The WHO recommended limit for tritium is much higher (around 10 000 Bq/l), in Finland (30 000 Bq/l) - so 100 Bq/l is very conservative.
Source: Canada nuclear regulator
Nuclear power plants do not add significant amounts of tritium to the environment.
Cooling water volume and temperature
Cooling with sea water (open method)
If seawater is used to cool the second contour, then cold water is collected from the sea, it is moves through the capacitor and returns to the sea unchanged but up to about 10 degrees warmer. This temperature increase is in line with environmental requirements and its impact on the marine ecosystem is minimal and under continuous monitoring.
According to temperature measurements, the water discharged from Finland's Loviisa nuclear power plant raises the temperature of seawater by about 1-2.5 degrees Celsius within a radius of 1-2 kilometres from the discharge point.
Source: Fortum
In Estonia it is a low-capacity nuclear plant capacity, so the heat load is also lower.
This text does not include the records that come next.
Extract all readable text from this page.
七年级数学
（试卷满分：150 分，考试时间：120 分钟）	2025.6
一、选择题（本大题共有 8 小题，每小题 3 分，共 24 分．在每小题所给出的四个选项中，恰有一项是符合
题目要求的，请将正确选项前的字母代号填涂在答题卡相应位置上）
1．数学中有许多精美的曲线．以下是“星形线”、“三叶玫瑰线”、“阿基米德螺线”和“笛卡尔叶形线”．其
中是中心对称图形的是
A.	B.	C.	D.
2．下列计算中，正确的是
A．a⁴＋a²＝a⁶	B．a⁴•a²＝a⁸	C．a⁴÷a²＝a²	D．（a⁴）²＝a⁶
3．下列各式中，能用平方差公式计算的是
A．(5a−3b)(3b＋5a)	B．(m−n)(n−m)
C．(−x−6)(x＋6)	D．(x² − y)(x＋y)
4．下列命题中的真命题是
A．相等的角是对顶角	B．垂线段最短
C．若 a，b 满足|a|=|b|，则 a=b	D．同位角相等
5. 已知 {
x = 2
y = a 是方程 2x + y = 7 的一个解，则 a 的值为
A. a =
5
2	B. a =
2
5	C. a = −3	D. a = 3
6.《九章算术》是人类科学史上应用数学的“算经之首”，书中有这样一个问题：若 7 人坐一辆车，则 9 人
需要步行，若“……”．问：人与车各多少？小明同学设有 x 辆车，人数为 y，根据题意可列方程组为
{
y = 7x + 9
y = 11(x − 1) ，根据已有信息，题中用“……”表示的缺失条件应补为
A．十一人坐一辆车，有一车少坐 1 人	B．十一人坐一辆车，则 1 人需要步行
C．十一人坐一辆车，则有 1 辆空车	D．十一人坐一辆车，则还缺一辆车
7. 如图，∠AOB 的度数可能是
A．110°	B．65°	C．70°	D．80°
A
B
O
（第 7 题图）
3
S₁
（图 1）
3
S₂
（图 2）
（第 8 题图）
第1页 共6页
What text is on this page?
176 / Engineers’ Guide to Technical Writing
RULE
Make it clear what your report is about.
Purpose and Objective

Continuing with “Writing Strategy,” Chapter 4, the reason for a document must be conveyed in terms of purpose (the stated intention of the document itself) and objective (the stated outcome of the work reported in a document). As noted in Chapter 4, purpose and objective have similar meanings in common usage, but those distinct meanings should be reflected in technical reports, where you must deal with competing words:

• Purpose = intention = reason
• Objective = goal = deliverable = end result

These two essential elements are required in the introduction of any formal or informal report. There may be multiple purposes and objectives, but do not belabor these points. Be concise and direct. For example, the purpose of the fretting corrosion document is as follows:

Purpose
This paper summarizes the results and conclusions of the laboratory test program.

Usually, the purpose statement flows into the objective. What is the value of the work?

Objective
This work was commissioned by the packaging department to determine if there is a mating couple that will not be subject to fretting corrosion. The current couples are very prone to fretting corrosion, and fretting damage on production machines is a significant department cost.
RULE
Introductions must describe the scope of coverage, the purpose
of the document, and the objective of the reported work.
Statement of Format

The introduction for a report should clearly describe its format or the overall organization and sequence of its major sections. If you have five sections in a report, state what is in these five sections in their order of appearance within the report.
| Baltic Sea water capacity: | 21 721 km³ |
| A nuclear power plant pumps from the sea: | 13 – 25 m³/s |
| The nuclear power plant returns to the sea: | as much as was pumped in |
| Temperature of the water after returning to the sea: | 6 - 10 °C above ambient temperature |
Cooling with cooling towers (closed method)
If the second contour is cooled by cooling towers, the cold water is collected from the sea. About half of the water evaporates in the cooling towers and returns to the atmosphere as pure water vapour, the other half returns to the sea.
| Baltic Sea water capacity: | 21 721 km³ |
| A nuclear power plant pumps from the sea: | 0,31 m³/s (0.14 m3/s evaporates) |
| The nuclear power plant returns to the sea: | 0,17 m³/s |
| Temperature of the water after returning to the sea: | 6 - 10 °C above ambient temperature |
Seawater-cooled nuclear plants in Estonia's vicinity
Today, there are a dozen thermal power plants around the Baltic Sea, about half of them nuclear. Continuous monitoring and assessment of cooling water impacts is part of the daily operation of nuclear power plants, as it is one of the most important environmental impacts of a plant. A good example is Website explaining the effects of cooling water from the Olkiluoto plant.
| Reactors | Seawater use m³/second | Sea water use m³ / year |
|---|---|---|
|
Loviisa 1 and 2 |
40 m³/s |
1,323 million m³ |
|
Olkiluoto 1 |
30 m³/s |
946 million m³ |
|
Olkiluoto 2 |
30 m³/s |
946 million m³ |
|
Olkiluoto 3 |
60 m³/s |
1,890 million m³ |
Where do today's shale power plants get their cooling water from?
Narva power plants used 1,300 million m³ of cooling water from the Narva River to condense boiler steam in 2012, which is discharged back into the river at a slightly higher temperature without changing the composition of the water.
Auvere power plant uses 520 million m³ of cooling water. The water is taken from surface water intakes in the EstonianJW intake canal (the Black River canal) and the Black River. Process water and rainwater used in the production process is discharged into the Black River.